Enzyme-linked immunosorbent assay (ELISA)
IFN-γ, IL-5, IL-9 and IL-13 in mouse serum and IFN-γ in culture supernatant were measured using an ELISA kit (MultiSciences) following the manufacturer’s protocols. All samples were measured in triplicate and the mean concentration was calculated from the standard curve.
Cell proliferation assays
IL-9-stimulated CT26 cells were cultured in 96-well plates (8 × 103 cells/well) in 5% CO2 at 37 °C for 24 h. The proliferation ability of CT26 cells was detected using a MTT proliferation assay kit (MultiSciences) as recommended by the manufacturer.
Migration assay
For the tumor migration assay, 2 × 105 IL-9-stimulated CD8+ T cells were co-cultured with 1 × 105 CT26 cells in wells of a 24-well plate for 24 h. Adherent CT26 cells were collected and 2 × 104 cells in 0.2 ml of serum-free medium were added to the upper chamber of a transwell system; the lower chamber was filled with 0.6 ml serum-containing culture medium. The plate was incubated in 5% CO2 at 37 °C for 20 h, and then the chamber was removed and cells were fixed with 4% paraformaldehyde for 15 min and stained with purple crystal for 10 min. Migration ability was quantified using direct microscopic visualization and cell counting.

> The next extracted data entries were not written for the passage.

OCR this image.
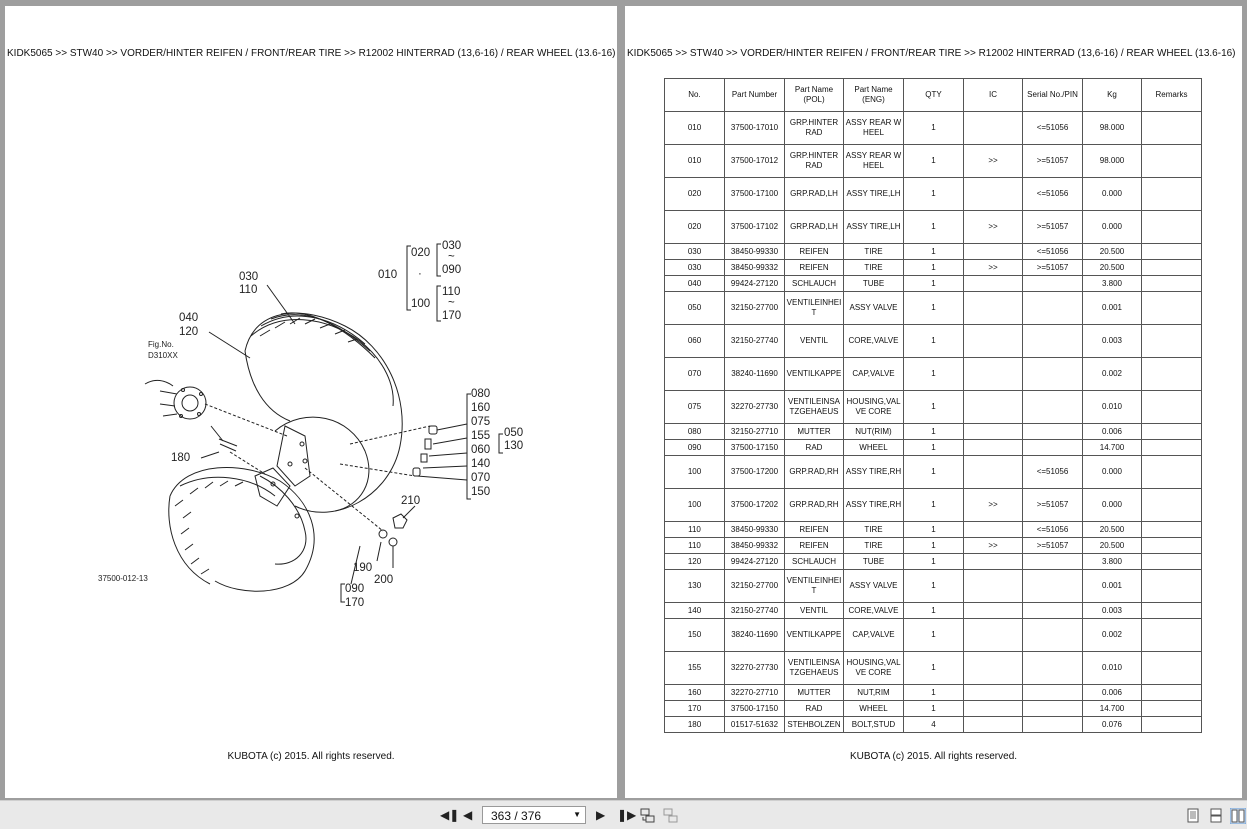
KIDK5065 >> STW40 >> VORDER/HINTER REIFEN / FRONT/REAR TIRE >> R12002 HINTERRAD (13,6-16) / REAR WHEEL (13.6-16)
030
110
040
120
Fig.No.
D310XX
180
190
200
090
170
210
37500-012-13
080
160
075
155
060
140
070
150
050
130
010 ·
020
100
030
~
090
110
~
170
KUBOTA (c) 2015. All rights reserved.
KIDK5065 >> STW40 >> VORDER/HINTER REIFEN / FRONT/REAR TIRE >> R12002 HINTERRAD (13,6-16) / REAR WHEEL (13.6-16)
No.	Part Number	Part Name (POL)	Part Name (ENG)	QTY	IC	Serial No./PIN	Kg	Remarks
010	37500-17010	GRP.HINTER RAD	ASSY REAR WHEEL	1		<=51056	98.000	
010	37500-17012	GRP.HINTER RAD	ASSY REAR WHEEL	1	>>	>=51057	98.000	
020	37500-17100	GRP.RAD,LH	ASSY TIRE,LH	1		<=51056	0.000	
020	37500-17102	GRP.RAD,LH	ASSY TIRE,LH	1	>>	>=51057	0.000	
030	38450-99330	REIFEN	TIRE	1		<=51056	20.500	
030	38450-99332	REIFEN	TIRE	1	>>	>=51057	20.500	
040	99424-27120	SCHLAUCH	TUBE	1			3.800	
050	32150-27700	VENTILEINHEIT	ASSY VALVE	1			0.001	
060	32150-27740	VENTIL	CORE,VALVE	1			0.003	
070	38240-11690	VENTILKAPPE	CAP,VALVE	1			0.002	
075	32270-27730	VENTILEINSATZGEHAEUS	HOUSING,VALVE CORE	1			0.010	
080	32150-27710	MUTTER	NUT(RIM)	1			0.006	
090	37500-17150	RAD	WHEEL	1			14.700	
100	37500-17200	GRP.RAD,RH	ASSY TIRE,RH	1		<=51056	0.000	
100	37500-17202	GRP.RAD,RH	ASSY TIRE,RH	1	>>	>=51057	0.000	
110	38450-99330	REIFEN	TIRE	1		<=51056	20.500	
110	38450-99332	REIFEN	TIRE	1	>>	>=51057	20.500	
120	99424-27120	SCHLAUCH	TUBE	1			3.800	
130	32150-27700	VENTILEINHEIT	ASSY VALVE	1			0.001	
140	32150-27740	VENTIL	CORE,VALVE	1			0.003	
150	38240-11690	VENTILKAPPE	CAP,VALVE	1			0.002	
155	32270-27730	VENTILEINSATZGEHAEUS	HOUSING,VALVE CORE	1			0.010	
160	32270-27710	MUTTER	NUT,RIM	1			0.006	
170	37500-17150	RAD	WHEEL	1			14.700	
180	01517-51632	STEHBOLZEN	BOLT,STUD	4			0.076	
KUBOTA (c) 2015. All rights reserved.
◀❚ ◀ 363 / 376	▼ ▶ ❚▶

Gene Expression Profiling Interactive Analysis (GEPIA)
GEPIA was used to analyze the expression of CXCL16 and CCL25 genes in the CRC tissue and adjacent normal tissue.
Statistical analysis
GraphPad Prism Version 7 software (GraphPad Software, Inc., La Jolla, CA, USA) was used to analyze all the data. The data are expressed as the mean ± SD. Comparisons between groups were assessed by unpaired Student's t-test or analysis of variance (ANOVA). A P value less than 0.05 was considered to indicate a statistically significant difference.